アイリスは周りを見る。どれもイッシュ及び全世界で、存在そのものを否定された者ばかりだ。その殆どは、自分と同じく自分が正しいと思い込んでいる。
「やってやるわ!復讐とドラゴンマスターになる為に!!その為だったら、悪魔や邪神に魂を売っても良い!!!」
「さぁ!行きましょう!我々の革命と、理想の世界の創造の為に!」
ゲーチスの言葉に殆どの者が賛同した。アイリスは、これを利用してなり上がってやろうと決意したのだった。
「彼女が新入りです」
ゲーチスは、アイリスを他7人に紹介する。
「最後の1人か。まあ良い。足を引っ張らなければ自由にしてくれて構わない。オレはグレイ。行動隊長だ」
傭兵の様な男がアイリスの前に出た。次に、スモウレスラーの様な体格の、ヨーテリーの絵がプリントされたパジャマを着ている巨漢の男だ。
「アタシはリチャード。好きなのはクールなオ・ト・コ♡嫌いなのは、生意気で鬱陶しい女よ」
「我が名はロバート。座右の銘は、『愚者に死を』だ。貴様もそれに該当しなければ良いがな」
レイピアを持ち、左目を髪で隠している貴族風の衣装をした銀髪の男は、アイリスを鋭い目で睨みつけながらそう告げた。
「オレはリュージ。まあ、長い付き合いになるだろうから、取り敢えず宜しく……と、言っておこう」
黒服の、いかにも堅物そうな男は抑揚のない口調で言った。
「スザクだ。好きなものは破壊」こげ茶色の髪、翠色の眼を持つ少年は邪悪な笑みを浮かべる。
「レント」
黒い髪に黒い瞳、さらに黒い服を好んで着用している少女と見まがう線の細い顔立ちの少年が答えた。

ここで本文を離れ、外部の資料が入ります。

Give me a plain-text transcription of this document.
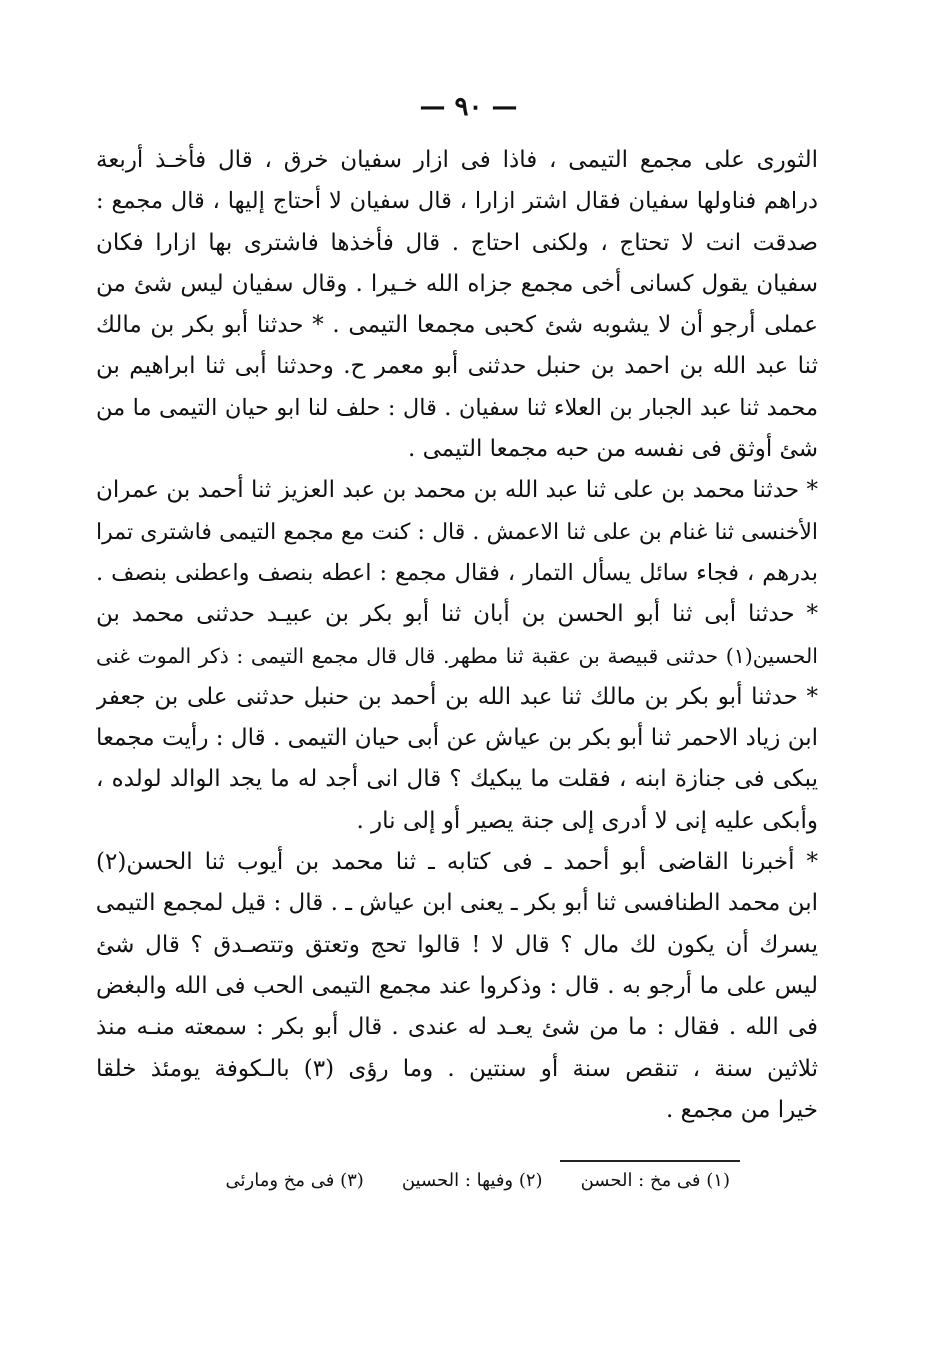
— ٩٠ —
الثورى على مجمع التيمى ، فاذا فى ازار سفيان خرق ، قال فأخـذ أربعة
دراهم فناولها سفيان فقال اشتر ازارا ، قال سفيان لا أحتاج إليها ، قال مجمع :
صدقت انت لا تحتاج ، ولكنى احتاج . قال فأخذها فاشترى بها ازارا فكان
سفيان يقول كسانى أخى مجمع جزاه الله خـيرا . وقال سفيان ليس شئ من
عملى أرجو أن لا يشوبه شئ كحبى مجمعا التيمى . * حدثنا أبو بكر بن مالك
ثنا عبد الله بن احمد بن حنبل حدثنى أبو معمر ح. وحدثنا أبى ثنا ابراهيم بن
محمد ثنا عبد الجبار بن العلاء ثنا سفيان . قال : حلف لنا ابو حيان التيمى ما من
شئ أوثق فى نفسه من حبه مجمعا التيمى .
* حدثنا محمد بن على ثنا عبد الله بن محمد بن عبد العزيز ثنا أحمد بن عمران
الأخنسى ثنا غنام بن على ثنا الاعمش . قال : كنت مع مجمع التيمى فاشترى تمرا
بدرهم ، فجاء سائل يسأل التمار ، فقال مجمع : اعطه بنصف واعطنى بنصف .
* حدثنا أبى ثنا أبو الحسن بن أبان ثنا أبو بكر بن عبيـد حدثنى محمد بن
الحسين(١) حدثنى قبيصة بن عقبة ثنا مطهر. قال قال مجمع التيمى : ذكر الموت غنى
* حدثنا أبو بكر بن مالك ثنا عبد الله بن أحمد بن حنبل حدثنى على بن جعفر
ابن زياد الاحمر ثنا أبو بكر بن عياش عن أبى حيان التيمى . قال : رأيت مجمعا
يبكى فى جنازة ابنه ، فقلت ما يبكيك ؟ قال انى أجد له ما يجد الوالد لولده ،
وأبكى عليه إنى لا أدرى إلى جنة يصير أو إلى نار .
* أخبرنا القاضى أبو أحمد ـ فى كتابه ـ ثنا محمد بن أيوب ثنا الحسن(٢)
ابن محمد الطنافسى ثنا أبو بكر ـ يعنى ابن عياش ـ . قال : قيل لمجمع التيمى
يسرك أن يكون لك مال ؟ قال لا ! قالوا تحج وتعتق وتتصـدق ؟ قال شئ
ليس على ما أرجو به . قال : وذكروا عند مجمع التيمى الحب فى الله والبغض
فى الله . فقال : ما من شئ يعـد له عندى . قال أبو بكر : سمعته منـه منذ
ثلاثين سنة ، تنقص سنة أو سنتين . وما رؤى (٣) بالـكوفة يومئذ خلقا
خيرا من مجمع .
(١) فى مخ : الحسن
(٢) وفيها : الحسين
(٣) فى مخ ومارئى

「……ドドヒコだ」金髪赤眼の、逆立った髪をしているポーカーフェイスの男が名乗る。
こうして、アイリスはエインヘリャル8闘戦士の1人となった。他のメンバーは、ゲーチスがスカウトした者ばかりだった。
*
血の様に赤い夕焼けが、イッシュの地を照らしていた。
「……」デューンは黙っている。
「何か、嫌な予感がするぜ」
「そうですね、サトシさん」
「今日の夕焼けは、見ているだけで胸糞が悪くなる」
それは、血を吐き続ける悲しいマラソンが引き起こってしまう、かつてない戦いの始まりの前兆に過ぎないのだった。